Is there a way to set a watermark on a non-source-...
# random
h
Is there a way to set a watermark on a non-source-table? We process IoT data, and one of the issues we face is clock skew - it’s possible for our event times to be set to future times. We currently have a flow that looks like: Kafka -> flink
least(eventTime, kafkaTime) as eventTime
-> Kafka -> Flink (with watermark on the new
eventTime
) Having to go to and from Kafka adds quite some complexity and overhead to the pipeline, and we’d really like to keep the data in Flink instead. Is there a way to do this?
m
I'm wondering if it makes sense for you to check out watermark alignment, to solve it at the source level?
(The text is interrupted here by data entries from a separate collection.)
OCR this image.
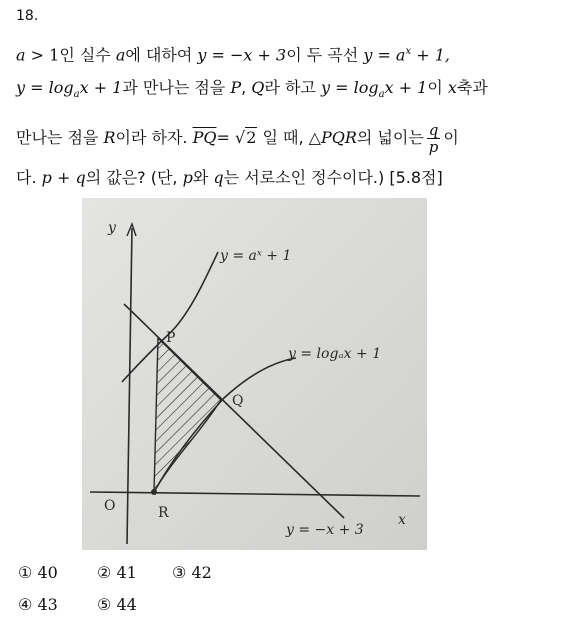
18.
a > 1인 실수 a에 대하여 y = −x + 3이 두 곡선 $y = a^x + 1$,
$y = \log_ax + 1$과 만나는 점을 P, Q라 하고 $y = \log_ax + 1$이 x축과
만나는 점을 R이라 하자. $\overline{PQ}= √2$ 일 때, △PQR의 넓이는 $\frac{q}{p}$ 이
다. p + q의 값은? (단, p와 q는 서로소인 정수이다.) [5.8점]
y
x
O
y = aˣ + 1
y = logₐx + 1
y = −x + 3
P
Q
R
① 40 ② 41 ③ 42
④ 43 ⑤ 44
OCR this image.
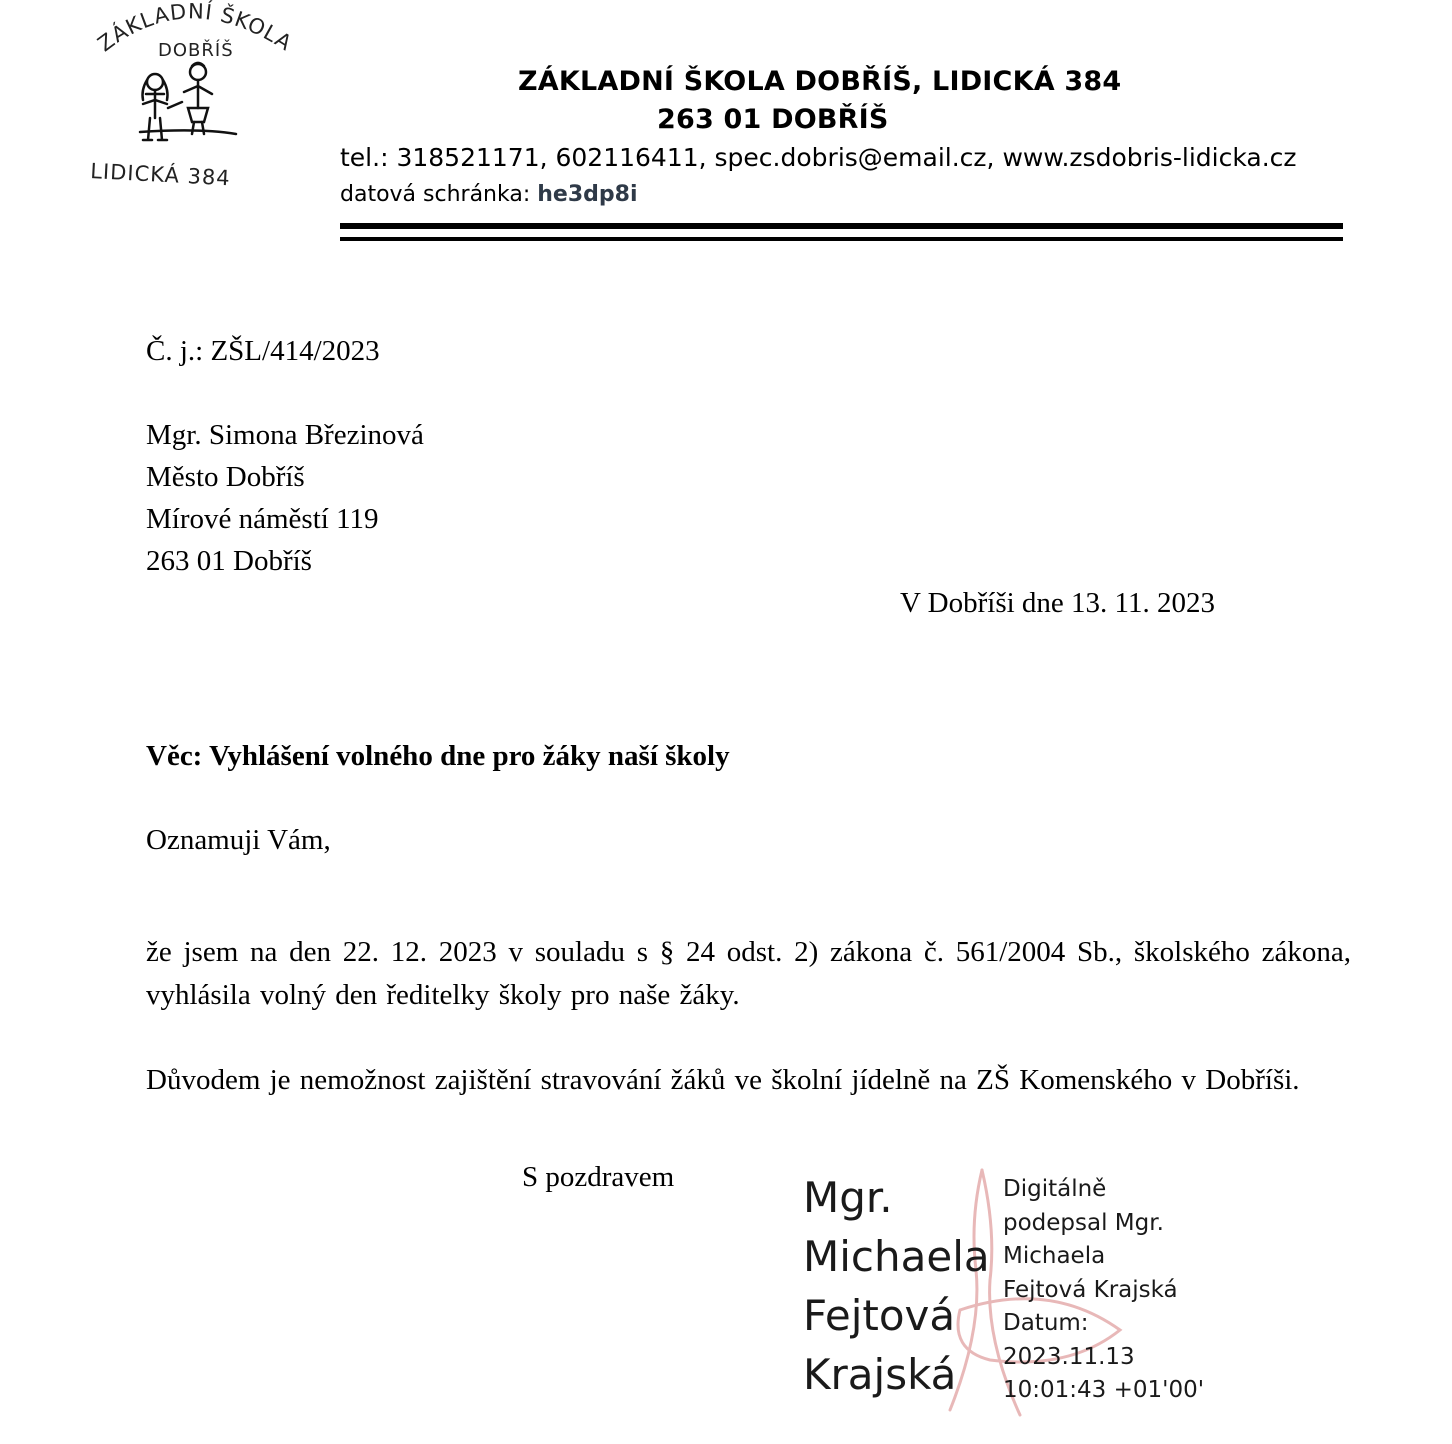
ZÁKLADNÍ ŠKOLA
DOBŘÍŠ
LIDICKÁ 384
ZÁKLADNÍ ŠKOLA DOBŘÍŠ, LIDICKÁ 384
263 01 DOBŘÍŠ
tel.: 318521171, 602116411, spec.dobris@email.cz, www.zsdobris-lidicka.cz
datová schránka: he3dp8i
Č. j.: ZŠL/414/2023
Mgr. Simona Březinová
Město Dobříš
Mírové náměstí 119
263 01 Dobříš
V Dobříši dne 13. 11. 2023
Věc: Vyhlášení volného dne pro žáky naší školy
Oznamuji Vám,

že jsem na den 22. 12. 2023 v souladu s § 24 odst. 2) zákona č. 561/2004 Sb., školského zákona, vyhlásila volný den ředitelky školy pro naše žáky.

Důvodem je nemožnost zajištění stravování žáků ve školní jídelně na ZŠ Komenského v Dobříši.

S pozdravem	Mgr.
Michaela
Fejtová
Krajská
Digitálně
podepsal Mgr.
Michaela
Fejtová Krajská
Datum:
2023.11.13
10:01:43 +01'00'
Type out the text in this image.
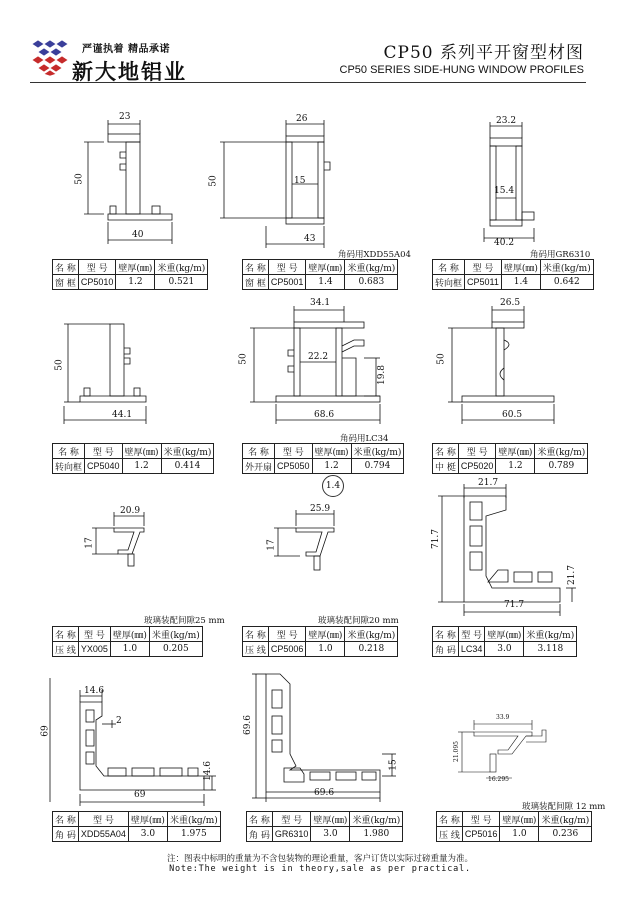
严谨执着 精品承诺
新大地铝业
CP50 系列平开窗型材图
CP50 SERIES SIDE-HUNG WINDOW PROFILES
23
50
40
26
50	15
43
23.2
15.4
40.2
角码用XDD55A04	角码用GR6310
名 称	型 号	壁厚(㎜)	米重(kg/m)
窗 框	CP5010	1.2	0.521
名 称	型 号	壁厚(㎜)	米重(kg/m)
窗 框	CP5001	1.4	0.683
名 称	型 号	壁厚(㎜)	米重(kg/m)
转向框	CP5011	1.4	0.642
50
44.1
34.1
50	22.2
19.8
68.6
26.5
50
60.5
角码用LC34
名 称	型 号	壁厚(㎜)	米重(kg/m)
转向框	CP5040	1.2	0.414
名 称	型 号	壁厚(㎜)	米重(kg/m)
外开扇	CP5050	1.2	0.794
名 称	型 号	壁厚(㎜)	米重(kg/m)
中 梃	CP5020	1.2	0.789
1.4
20.9
17
25.9
17
21.7
71.7
21.7
71.7
玻璃装配间隙25 mm	玻璃装配间隙20 mm
名 称	型 号	壁厚(㎜)	米重(kg/m)
压 线	YX005	1.0	0.205
名 称	型 号	壁厚(㎜)	米重(kg/m)
压 线	CP5006	1.0	0.218
名 称	型 号	壁厚(㎜)	米重(kg/m)
角 码	LC34	3.0	3.118
14.6
69
2
14.6
69
69.6
15
69.6
33.9
21.095
16.295
玻璃装配间隙 12 mm
名 称	型 号	壁厚(㎜)	米重(kg/m)
角 码	XDD55A04	3.0	1.975
名 称	型 号	壁厚(㎜)	米重(kg/m)
角 码	GR6310	3.0	1.980
名 称	型 号	壁厚(㎜)	米重(kg/m)
压 线	CP5016	1.0	0.236
注：图表中标明的重量为不含包装物的理论重量，客户订货以实际过磅重量为准。
Note:The weight is in theory,sale as per practical.
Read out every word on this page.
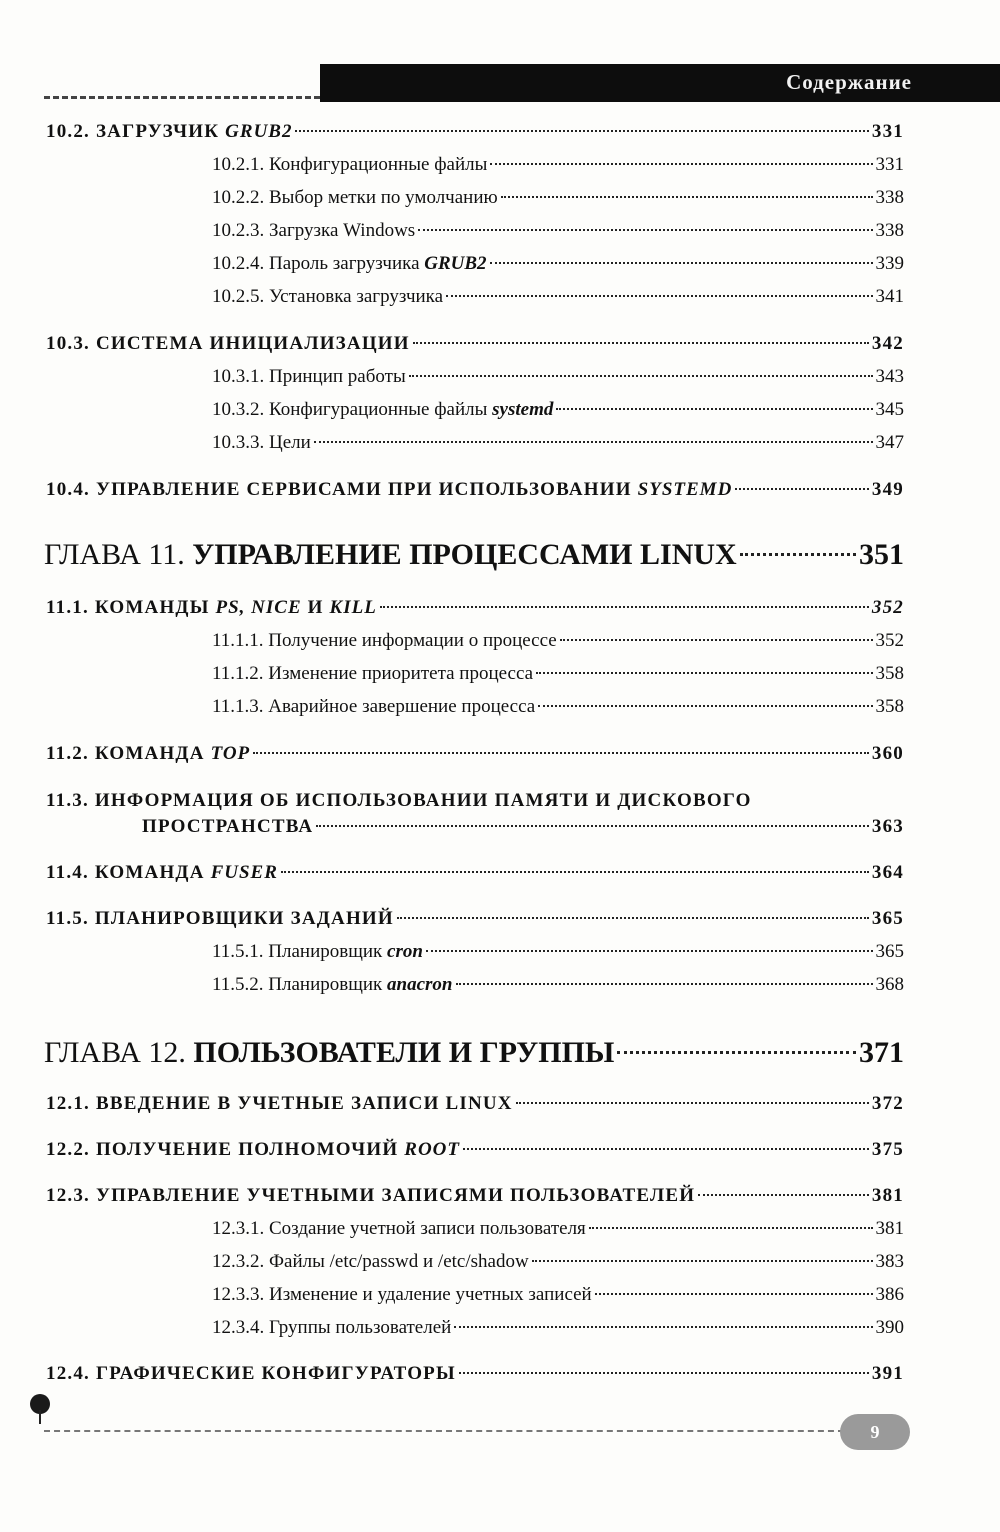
Содержание
10.2. ЗАГРУЗЧИК GRUB2	331
10.2.1. Конфигурационные файлы	331
10.2.2. Выбор метки по умолчанию	338
10.2.3. Загрузка Windows	338
10.2.4. Пароль загрузчика GRUB2	339
10.2.5. Установка загрузчика	341
10.3. СИСТЕМА ИНИЦИАЛИЗАЦИИ	342
10.3.1. Принцип работы	343
10.3.2. Конфигурационные файлы systemd	345
10.3.3. Цели	347
10.4. УПРАВЛЕНИЕ СЕРВИСАМИ ПРИ ИСПОЛЬЗОВАНИИ SYSTEMD	349
ГЛАВА 11. УПРАВЛЕНИЕ ПРОЦЕССАМИ LINUX	351
11.1. КОМАНДЫ PS, NICE И KILL	352
11.1.1. Получение информации о процессе	352
11.1.2. Изменение приоритета процесса	358
11.1.3. Аварийное завершение процесса	358
11.2. КОМАНДА TOP	360
11.3. ИНФОРМАЦИЯ ОБ ИСПОЛЬЗОВАНИИ ПАМЯТИ И ДИСКОВОГО
ПРОСТРАНСТВА	363
11.4. КОМАНДА FUSER	364
11.5. ПЛАНИРОВЩИКИ ЗАДАНИЙ	365
11.5.1. Планировщик cron	365
11.5.2. Планировщик anacron	368
ГЛАВА 12. ПОЛЬЗОВАТЕЛИ И ГРУППЫ	371
12.1. ВВЕДЕНИЕ В УЧЕТНЫЕ ЗАПИСИ LINUX	372
12.2. ПОЛУЧЕНИЕ ПОЛНОМОЧИЙ ROOT	375
12.3. УПРАВЛЕНИЕ УЧЕТНЫМИ ЗАПИСЯМИ ПОЛЬЗОВАТЕЛЕЙ	381
12.3.1. Создание учетной записи пользователя	381
12.3.2. Файлы /etc/passwd и /etc/shadow	383
12.3.3. Изменение и удаление учетных записей	386
12.3.4. Группы пользователей	390
12.4. ГРАФИЧЕСКИЕ КОНФИГУРАТОРЫ	391
9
See https://nightlies.apache.org/flink/flink-docs-master/docs/dev/datastream/event-time/generating_watermarks/#watermark-alignment
h
hmm, not sure how that would help - the clock skew is not caused by clocks in our control, but by the clocks of the IoT devices themselves - which means the kafka partition itself contains records that might look like:
Copy code
eventTime (Iot)     |   timestamp (kafka)
=========================================
2023-01-01T01:01:00 | 2023-01-01T01:00:00 < record from the future
2023-01-01T01:00:00 | 2023-01-01T01:00:01
2023-01-01T00:59:00 | 2023-01-01T01:00:02 < late record
Of course we could just filter the records ourselves (without relying on the watermarks) by looking at the kafka time vs event time, but we’d then lose some of the nice properties of the watermarks + windows
1
m
What do you do with late records?
h
In some cases we take them into account (what’s the last time we heard from x), in others we drop them (what’s the nr of ids with status active between 12:00 and 12:05) which is why the watermarks are so useful, in the first case it’s a top-1 over kafka time, in the second case it’s a window over the event time, which would take into account the watermark
1
r
Clock skew is a real problem, I am curious to understand if there any good solution to overcome this. Some of these devices can be on the field and the streaming system would have no idea if they ran out of battery or went through factory reset, plus most of these devices may not have a time sync service to sync time to local time. Using processing time may not give you the right result, and the event may not even indicate if the device went to a time reset at edge.